Ablation Results for Model Performance: | Model | SoPR | SoWR | I1-Inst. | I2-Inst. | I3-Inst. | Avg. | I1-Tool. | I1-Cat. | I2 Cat. | Avg. | |---|---|---|---|---|---|---|---|---|---|---|---| | ToolGen | 54.60 | 52.36 | 43.44 | 51.82 | 50.31 | 51.82 | 54.72 | 26.23 | 47.28 | 42.91 | | w/o retrieval training | 56.95 | 46.70 | 50.27 | 52.42 | 49.69 | 51.61 | 34.43 | 47.27 | - | - | | w/o memorization | 56.03 | 47.96 | 57.38 | 53.69 | 49.08 | 53.17 | 34.43 | 49.70 | - | - | | I1-Tool. | 56.54 | 49.46 | - | - | - | 52.66 | - | - | 51.96 | 50.83 | | I1-Cat. | 49.47 | 40.31 | - | - | - | 42.84 | - | 39.87 | - | 40.23 | | I2 Cat. | 58.86 | 46.19 | - | - | - | 51.70 | - | 42.74 | - | 49.46 | | I1-Inst. (ToolGen) | 50.31 | 54.72 | 50.31 | 54.72 | 43.44 | 51.82 | 39.87 | 38.56 | 42.74 | 43.43 | | I2-Inst. (ToolGen) | 40.51 | 39.87 | 40.51 | 39.87 | 51.82 | 46.19 | - | 36.29 | 37.90 | 38.28 | | I3-Inst. (ToolGen) | 37.90 | 39.53 | 37.90 | 39.53 | 47.28 | 39.32 | - | 36.13 | 36.66 | 36.83 |

Appendix F Generalization

ToolGen Agent Performance on Unseen Tools

Generalization Results:

  • Table 8 shows end-to-end evaluation of models on unseen tools
  • ToolGen underperforms ToolLlama, indicating worse generalization capability in completing full tasks
  • Generalization problem is prevalent in generative retrieval and beyond the scope of this paper

ToolGen Performance:

  • In Table 8, ToolGen:
    • SoPR (Setting 1 - Tools): 52.32, 40.46, 39.65, 47.67, 39.24, 38.56, 37.90, 39.30
    • SoWR (Setting 1 - Words): 56.54, 49.46, 51.96, 52.66, 40.51, 39.87, 37.90, 39.53
  • Compared to:
    • GPT-3.5 (SoPR: 58.90, SoWR: 57.59) and (Retrieval: 57.59, 61.76)
    • ToolLlama (SoPR: 57.38, SoWR: 57.70) and (Retrieval: 45.43, 61.76)
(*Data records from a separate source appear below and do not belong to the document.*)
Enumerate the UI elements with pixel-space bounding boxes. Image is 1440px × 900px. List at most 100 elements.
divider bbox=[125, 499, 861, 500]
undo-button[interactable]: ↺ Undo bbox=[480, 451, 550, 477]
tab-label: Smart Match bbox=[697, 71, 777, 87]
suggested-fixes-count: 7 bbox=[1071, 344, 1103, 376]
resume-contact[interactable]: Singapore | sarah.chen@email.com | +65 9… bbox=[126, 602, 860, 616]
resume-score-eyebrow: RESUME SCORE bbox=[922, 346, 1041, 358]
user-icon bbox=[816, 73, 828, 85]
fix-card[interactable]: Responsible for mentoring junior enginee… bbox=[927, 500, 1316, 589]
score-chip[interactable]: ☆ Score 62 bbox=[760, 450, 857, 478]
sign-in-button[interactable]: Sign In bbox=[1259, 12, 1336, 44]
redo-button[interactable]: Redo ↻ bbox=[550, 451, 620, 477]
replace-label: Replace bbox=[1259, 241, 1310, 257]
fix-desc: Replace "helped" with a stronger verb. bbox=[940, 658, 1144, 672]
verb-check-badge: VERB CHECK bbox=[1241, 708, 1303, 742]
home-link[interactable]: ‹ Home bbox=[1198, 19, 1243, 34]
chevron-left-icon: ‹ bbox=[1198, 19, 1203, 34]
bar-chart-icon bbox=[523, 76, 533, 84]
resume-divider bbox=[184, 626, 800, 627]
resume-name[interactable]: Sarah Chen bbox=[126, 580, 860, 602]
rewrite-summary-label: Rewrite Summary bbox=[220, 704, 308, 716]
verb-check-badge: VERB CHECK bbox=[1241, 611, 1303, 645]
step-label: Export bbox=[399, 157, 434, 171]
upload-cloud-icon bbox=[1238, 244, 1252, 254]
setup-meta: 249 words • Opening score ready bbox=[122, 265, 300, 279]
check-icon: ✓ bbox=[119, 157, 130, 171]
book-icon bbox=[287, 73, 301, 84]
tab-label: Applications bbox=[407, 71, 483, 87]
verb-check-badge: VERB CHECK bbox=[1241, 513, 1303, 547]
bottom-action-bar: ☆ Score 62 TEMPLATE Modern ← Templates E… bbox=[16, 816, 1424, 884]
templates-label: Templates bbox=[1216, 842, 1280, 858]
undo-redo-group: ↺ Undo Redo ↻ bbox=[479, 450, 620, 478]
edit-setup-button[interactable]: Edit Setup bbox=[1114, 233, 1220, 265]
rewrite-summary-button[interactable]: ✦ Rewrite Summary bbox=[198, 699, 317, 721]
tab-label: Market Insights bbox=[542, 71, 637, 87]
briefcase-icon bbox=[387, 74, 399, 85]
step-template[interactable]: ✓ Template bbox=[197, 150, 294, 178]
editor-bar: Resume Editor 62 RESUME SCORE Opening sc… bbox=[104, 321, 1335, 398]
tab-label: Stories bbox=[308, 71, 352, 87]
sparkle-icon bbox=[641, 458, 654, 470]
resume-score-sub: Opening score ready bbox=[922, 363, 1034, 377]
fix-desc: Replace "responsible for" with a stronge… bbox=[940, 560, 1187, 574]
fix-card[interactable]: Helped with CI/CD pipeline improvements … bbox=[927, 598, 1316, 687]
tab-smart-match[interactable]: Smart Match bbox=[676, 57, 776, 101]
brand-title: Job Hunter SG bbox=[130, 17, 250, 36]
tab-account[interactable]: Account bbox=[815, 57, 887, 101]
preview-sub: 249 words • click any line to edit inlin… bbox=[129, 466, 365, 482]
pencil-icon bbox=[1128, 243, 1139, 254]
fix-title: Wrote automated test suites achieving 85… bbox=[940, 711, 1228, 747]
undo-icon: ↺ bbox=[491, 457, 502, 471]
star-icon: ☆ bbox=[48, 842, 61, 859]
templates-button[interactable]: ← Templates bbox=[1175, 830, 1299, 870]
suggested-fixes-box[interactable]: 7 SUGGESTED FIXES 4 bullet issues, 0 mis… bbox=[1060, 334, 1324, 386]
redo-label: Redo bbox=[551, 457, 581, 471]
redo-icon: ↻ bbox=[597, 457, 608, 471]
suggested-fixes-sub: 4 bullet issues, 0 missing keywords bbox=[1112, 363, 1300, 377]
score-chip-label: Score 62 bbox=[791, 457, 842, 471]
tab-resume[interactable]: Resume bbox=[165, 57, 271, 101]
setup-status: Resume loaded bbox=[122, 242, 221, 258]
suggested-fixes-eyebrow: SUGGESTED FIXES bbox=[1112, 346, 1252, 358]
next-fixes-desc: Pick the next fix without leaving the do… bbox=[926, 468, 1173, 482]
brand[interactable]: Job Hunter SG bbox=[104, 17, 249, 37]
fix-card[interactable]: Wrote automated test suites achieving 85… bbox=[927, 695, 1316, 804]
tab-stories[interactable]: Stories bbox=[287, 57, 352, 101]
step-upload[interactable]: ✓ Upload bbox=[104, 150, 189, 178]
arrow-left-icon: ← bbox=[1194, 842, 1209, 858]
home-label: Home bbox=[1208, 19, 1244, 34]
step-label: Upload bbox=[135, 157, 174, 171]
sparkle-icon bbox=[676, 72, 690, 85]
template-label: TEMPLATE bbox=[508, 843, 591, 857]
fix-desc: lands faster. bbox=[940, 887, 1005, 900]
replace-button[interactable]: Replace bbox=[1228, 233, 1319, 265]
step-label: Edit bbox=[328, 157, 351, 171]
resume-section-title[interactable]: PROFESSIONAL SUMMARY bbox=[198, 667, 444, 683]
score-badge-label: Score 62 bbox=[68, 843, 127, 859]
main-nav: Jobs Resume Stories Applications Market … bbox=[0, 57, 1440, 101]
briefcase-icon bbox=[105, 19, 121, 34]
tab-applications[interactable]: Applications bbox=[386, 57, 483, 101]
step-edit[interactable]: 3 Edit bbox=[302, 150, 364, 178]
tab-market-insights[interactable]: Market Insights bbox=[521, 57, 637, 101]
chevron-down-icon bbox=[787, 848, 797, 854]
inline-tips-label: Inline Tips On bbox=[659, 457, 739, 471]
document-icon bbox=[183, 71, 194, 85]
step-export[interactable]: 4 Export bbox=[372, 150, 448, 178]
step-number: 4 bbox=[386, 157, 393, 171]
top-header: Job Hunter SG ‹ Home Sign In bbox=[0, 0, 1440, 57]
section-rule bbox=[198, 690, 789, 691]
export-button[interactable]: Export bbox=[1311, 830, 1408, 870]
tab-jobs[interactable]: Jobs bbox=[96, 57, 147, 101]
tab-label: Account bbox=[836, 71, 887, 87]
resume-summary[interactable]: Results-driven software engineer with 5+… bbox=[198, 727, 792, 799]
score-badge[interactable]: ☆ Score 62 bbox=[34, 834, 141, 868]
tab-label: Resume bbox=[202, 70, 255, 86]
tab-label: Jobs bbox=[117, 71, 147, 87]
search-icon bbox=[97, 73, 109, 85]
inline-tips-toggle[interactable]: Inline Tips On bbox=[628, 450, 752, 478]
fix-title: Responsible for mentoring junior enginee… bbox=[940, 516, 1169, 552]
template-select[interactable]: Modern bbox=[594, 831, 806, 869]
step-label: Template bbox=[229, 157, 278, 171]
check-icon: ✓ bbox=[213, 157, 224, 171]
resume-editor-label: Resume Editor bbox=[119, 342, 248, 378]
Appendix G Adapt ToolBench Data to ToolGen

ToolGen Data Adaptation from ToolBench:

  • Adopt tool documentations for tool memorization training as input: documents -> tool tokens
  • Use annotated data for retrieval training, converting queries to virtual tokens and relevant tools
  • Convert interaction trajectories for end-to-end agent-tuning:
    • Remove system prompted tools
    • Replace tool names with virtual tool tokens
    • Decompose ReAct into three conversational turns: Thought -> Action Prompt -> Action (Tool Tokens) -> Tool Parameters
  • Table 6 in Appendix C shows the number of samples for each dataset.

Data Conversion for ToolGen:

  • Memorization Training: user role as input, assistant role as output
  • Retrieval Training: queries as input, virtual tokens representing tools as output
  • End-to-End Agent-Tuning:
    • Remove system prompted tools from trajectories
    • Replace tool names with virtual tool tokens
    • Decompose ReAct into three conversational turns for model training.

Adapted Data Examples:

  • Figure 7 shows examples of tool memorization and retrieval training data (Figure 7)
  • Figure 8 demonstrates an example of end-to-end agent-tuning data (Figure 8).